Expert on Lincoln assassin to speak
Michael W. Kauffman will give a lecture, “American Brutus: John Wilkes Booth and the Lincoln Conspiracies” which will discuss the layers of myth, folklore and disinformation surrounding the assassination in 1865 of President Abraham Lincoln, at 7 p.m. Nov. 2 at Sotterley Plantation at 44300 Sotterley Lane in Hollywood.
Kauffman’s book on the subject was the basis of “The Hunt for John Wilkes Booth,” a two-hour documentary on the History Channel.
Kauffman, the guide for Booth escape route bus tours, is also a frequent contributor to television and radio documentaries. When the Baltimore Circuit Court heard a lawsuit to force the exhumation of Booth’s remains, he was called as an expert witness. And when the remains of another conspirator were discovered in 1993, it was Kauffman who helped the FBI laboratory identify them. In a more recent book, “Footsteps of an Assassin,” Kauffman takes readers over the 100-mile route of Booth’s escape from Ford’s Theatre in Washington, D.C., to the Garrett Farm in Virginia.

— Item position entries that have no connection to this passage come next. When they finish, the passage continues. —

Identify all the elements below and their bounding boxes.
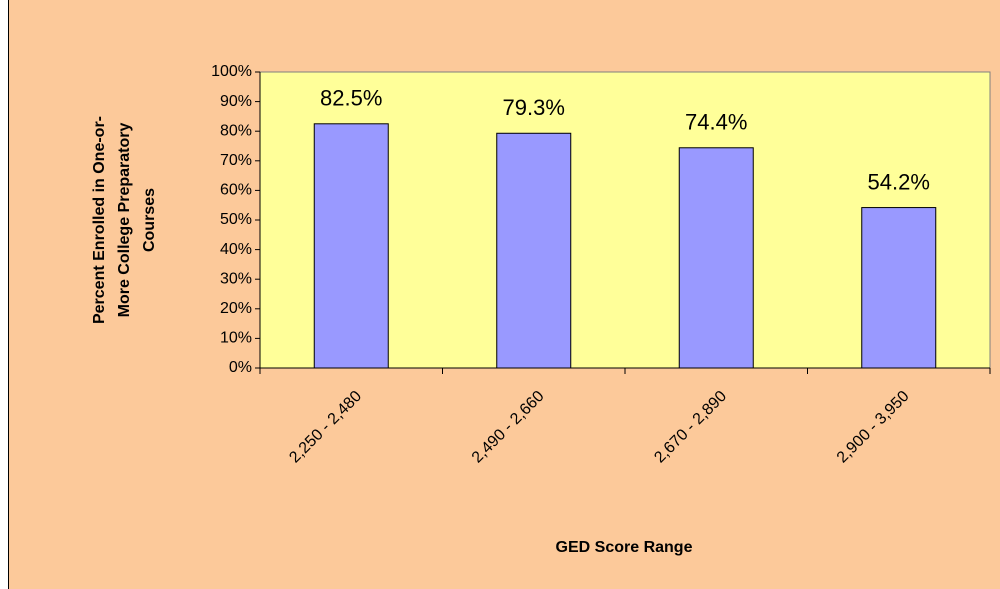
bar xyxy=(861,207,937,369)
y-tick-label: 70% xyxy=(220,152,252,169)
y-tick-label: 30% xyxy=(220,270,252,287)
y-axis-title-line: More College Preparatory xyxy=(116,123,133,318)
bar xyxy=(496,132,572,369)
y-tick-label: 60% xyxy=(220,182,252,199)
y-tick-label: 80% xyxy=(220,122,252,139)
data-label: 79.3% xyxy=(503,95,565,120)
y-tick-label: 40% xyxy=(220,241,252,258)
bar xyxy=(678,147,754,369)
bar xyxy=(313,123,389,369)
data-label: 82.5% xyxy=(320,86,382,111)
data-label: 74.4% xyxy=(685,110,747,135)
y-tick-label: 0% xyxy=(229,359,252,376)
x-axis-title: GED Score Range xyxy=(556,539,693,556)
y-axis-title-line: Percent Enrolled in One-or- xyxy=(91,116,108,324)
y-tick-label: 10% xyxy=(220,330,252,347)
y-tick-label: 50% xyxy=(220,211,252,228)
y-tick-label: 90% xyxy=(220,93,252,110)
y-axis-title-line: Courses xyxy=(141,188,158,252)
y-tick-label: 20% xyxy=(220,300,252,317)
y-tick-label: 100% xyxy=(211,63,252,80)
data-label: 54.2% xyxy=(868,169,930,194)
y-axis-title: Percent Enrolled in One-or- More College… xyxy=(91,116,158,324)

The event is free, but advance reservations are required due to limited seating. Call 301-373-2280 during regular business hours to make a reservation.
New library reception planned
The Charles County Arts Alliance is partnering with Charles County Public Library to present an exhibit of local artists for the opening of the new Waldorf West Library at 10405 O’Donnell Place in Waldorf.
The opening reception will take place 6 to 8 p.m. Oct. 18, and the exhibit will be held from October through December.